Latest TDB2 design and code...

Sun Sep 12 16:24:17 MDT 2010

On Mon, Sep 13, 2010 at 8:15 AM, ronnie sahlberg
<ronniesahlberg at gmail.com> wrote:
> On Sun, Sep 12, 2010 at 9:24 PM,  <tridge at samba.org> wrote:
>> Hi Ronnie,
>>
>>  > Snapshots have many more nice properties than just ctdb and ctdb recoveries.
>>  >
>>  > They would allow things like
>>  > * rewind to content from previous snapshot
>>  > * (if cheap) compute delta between snapshot x and snapshot y
>>  > * compute delta between snapshot n and snapshot n-1 to allow backup or
>>  > replication of deltas.
>>  > * a series of deltas between n and n-1 allow for very compact
>>  > representation of a series of point in time backups.
>>  > * they provide an internally consistent point in time representations
>>  > if the data, which could be used for backup
>>  > or traversal purposes. traversing and/or backing the data up online
>>  > without locking database.
>>
>> yes, these are all basic properties of snapshots, but the question
>> still stands - what will Samba use them for?
>>
>> How will users benefit from us having snapshots?
>>
>>  > Cheap snapshots have almost infinite number of use cases.
>>  > I think snapshots are useful.
>>
>> I love them in filesystems, but I also know just how much complexity
>> they add and just how much they can affect performance and prevent
>> optimisations.
>>
>> I can see how they could be used in ctdb when you have wide area
>> clusters.

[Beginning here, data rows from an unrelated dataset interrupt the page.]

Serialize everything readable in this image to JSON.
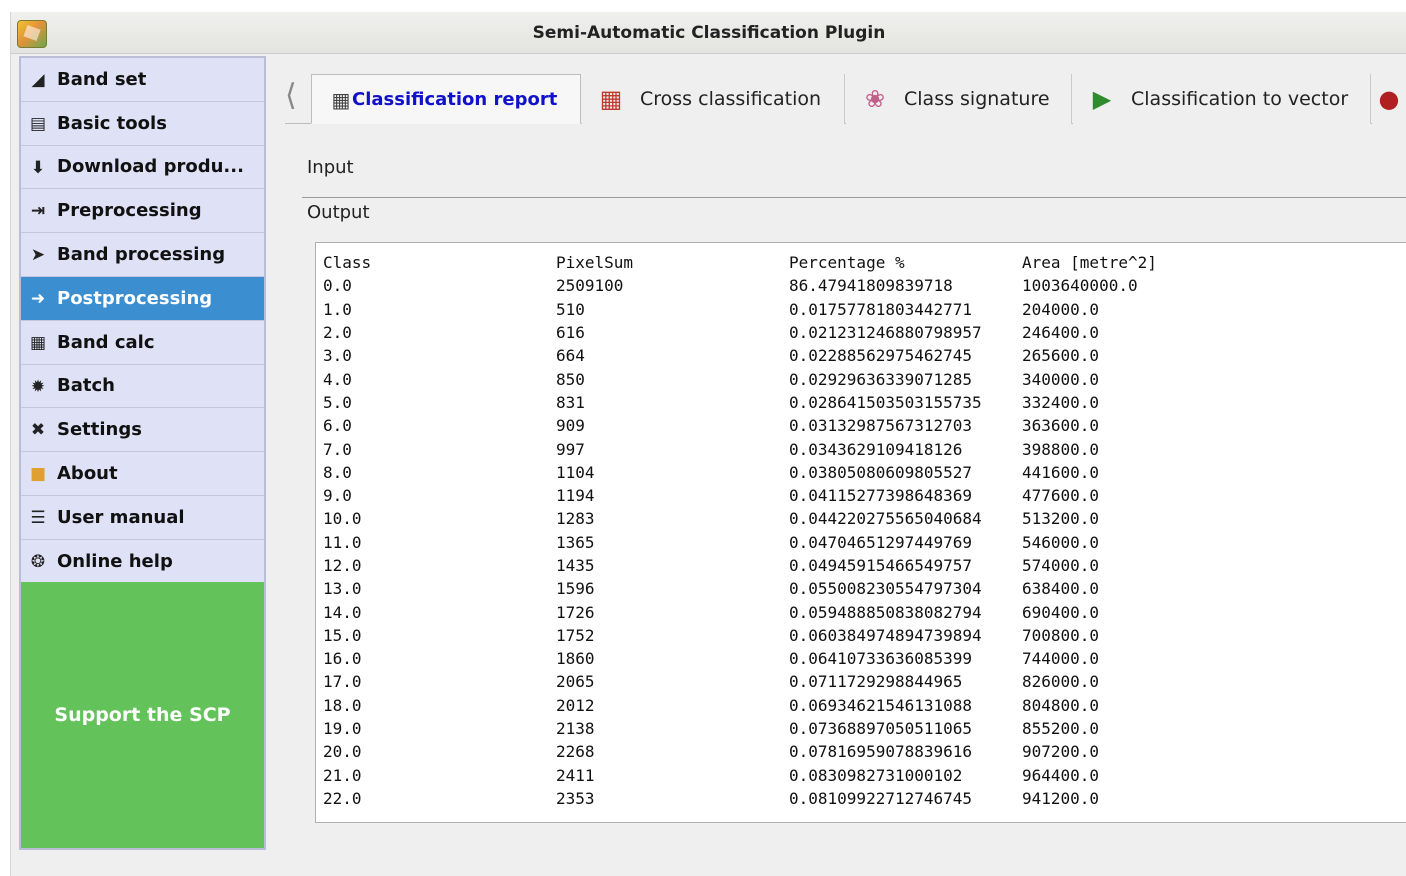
{
  "window": {
    "title": "Semi-Automatic Classification Plugin"
  },
  "sidebar": {
    "items": [
      {
        "label": "Band set",
        "icon": "band-set-icon"
      },
      {
        "label": "Basic tools",
        "icon": "basic-tools-icon"
      },
      {
        "label": "Download produ...",
        "icon": "download-icon"
      },
      {
        "label": "Preprocessing",
        "icon": "preprocessing-icon"
      },
      {
        "label": "Band processing",
        "icon": "band-processing-icon"
      },
      {
        "label": "Postprocessing",
        "icon": "postprocessing-icon",
        "active": true
      },
      {
        "label": "Band calc",
        "icon": "calculator-icon"
      },
      {
        "label": "Batch",
        "icon": "batch-icon"
      },
      {
        "label": "Settings",
        "icon": "settings-icon"
      },
      {
        "label": "About",
        "icon": "about-icon"
      },
      {
        "label": "User manual",
        "icon": "manual-icon"
      },
      {
        "label": "Online help",
        "icon": "help-icon"
      }
    ],
    "support_label": "Support the SCP"
  },
  "tabs": [
    {
      "label": "Classification report",
      "icon": "report-icon",
      "active": true
    },
    {
      "label": "Cross classification",
      "icon": "cross-classification-icon"
    },
    {
      "label": "Class signature",
      "icon": "signature-icon"
    },
    {
      "label": "Classification to vector",
      "icon": "vector-icon"
    }
  ],
  "sections": {
    "input": "Input",
    "output": "Output"
  },
  "report": {
    "headers": [
      "Class",
      "PixelSum",
      "Percentage %",
      "Area [metre^2]"
    ],
    "rows": [
      [
        "0.0",
        "2509100",
        "86.47941809839718",
        "1003640000.0"
      ],
      [
        "1.0",
        "510",
        "0.01757781803442771",
        "204000.0"
      ],
      [
        "2.0",
        "616",
        "0.021231246880798957",
        "246400.0"
      ],
      [
        "3.0",
        "664",
        "0.02288562975462745",
        "265600.0"
      ],
      [
        "4.0",
        "850",
        "0.02929636339071285",
        "340000.0"
      ],
      [
        "5.0",
        "831",
        "0.028641503503155735",
        "332400.0"
      ],
      [
        "6.0",
        "909",
        "0.03132987567312703",
        "363600.0"
      ],
      [
        "7.0",
        "997",
        "0.0343629109418126",
        "398800.0"
      ],
      [
        "8.0",
        "1104",
        "0.03805080609805527",
        "441600.0"
      ],
      [
        "9.0",
        "1194",
        "0.04115277398648369",
        "477600.0"
      ],
      [
        "10.0",
        "1283",
        "0.044220275565040684",
        "513200.0"
      ],
      [
        "11.0",
        "1365",
        "0.04704651297449769",
        "546000.0"
      ],
      [
        "12.0",
        "1435",
        "0.04945915466549757",
        "574000.0"
      ],
      [
        "13.0",
        "1596",
        "0.055008230554797304",
        "638400.0"
      ],
      [
        "14.0",
        "1726",
        "0.059488850838082794",
        "690400.0"
      ],
      [
        "15.0",
        "1752",
        "0.060384974894739894",
        "700800.0"
      ],
      [
        "16.0",
        "1860",
        "0.06410733636085399",
        "744000.0"
      ],
      [
        "17.0",
        "2065",
        "0.0711729298844965",
        "826000.0"
      ],
      [
        "18.0",
        "2012",
        "0.06934621546131088",
        "804800.0"
      ],
      [
        "19.0",
        "2138",
        "0.07368897050511065",
        "855200.0"
      ],
      [
        "20.0",
        "2268",
        "0.07816959078839616",
        "907200.0"
      ],
      [
        "21.0",
        "2411",
        "0.0830982731000102",
        "964400.0"
      ],
      [
        "22.0",
        "2353",
        "0.08109922712746745",
        "941200.0"
      ]
    ]
  },
  "colors": {
    "active_item": "#3b8fd0",
    "support_bg": "#63c35a",
    "active_tab_text": "#1111cc"
  }
}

That is a pretty esoteric use case for something that will
>> have a major impact on the code.
>>
>> So what is another use case that would make it worthwhile to add this
>> to tdb?
>
> * Recover from corruption
> When a database becomes corrupted. A snapshot could provide an
> automatic mechanism to restore it back to a last known good state
> instead of hoping the user knows he/she really really need to make
> backups of the important databases, such as idmap.
> Users that do not know they must back these databases up are in a
> world of pain when they discover they should have.
> Losing just the last xxx hours/days of entries in idmap.tdb is much
> preferable to losing the entire database.
> Think production sites where you can not afford outages and have tens
> of thousands of windows clients.
>
> * Traversals.
> Traversals are very expensive on large databases since they lock the
> entire database.
> This currently mean during the traversal, you can not do anything
> complex or time consuming since if you block during the traversal
> you just make the pain even worse.
> If you had a snapshot, you could traverse the snapshot instead and do
> any kind of complex computations on the elements or do any sort
> of blocking calls you are in a world of pain.
> I think for a traversal you want semantics where the traversal will
> present a consistent point in time view of the database,
> which without snapshots means that a traversal really has to stop any
> changes from occuring to the database while the traversal is
> in progress. This will be very painful for multi gigabyte databases.
> It is already painful enough for multi mb databases.
>
> * DB Consistency checker. (theoretical future feature)
> Many databases, such as idmap.tdb contains internal relations between records.
> Today, you can not create a tool to walk the entire database and
> verify that all internal relations are consistent. That wuld require
> you to get a lock on the entire database so that it does not change
> while performing consistency checking. This will be very painful
> without snapshots.
>
> Think of this last one like an online fsck. Yes it is hard, but in
> many cases an offline fsck is just not practical.
>

One more

* looping over records
There are several places in samba (and other tools) where you need to
loop over a largish number of records.
For example locking.tdb that is accessed for every single file in a
directory when you perform a basic directory scan of the parent
directory.
Each of these require two fcntl() calls per file/record at non-zero
cost. Especially for cases where locking.tdb is very busy and there
exists already
a large number of locks on this file.

If snapshots existed and were cheap to use, loops such as the one
above and similar, which needs to access a large number
of records in sequence could do so while holding a lock for the entire
database (snapshot) instead of locking each chain/record individually,
or maybe even without locking ata all.
This would provide measurable performance improvements for these kind of loops.

regards
ronnie sahlberg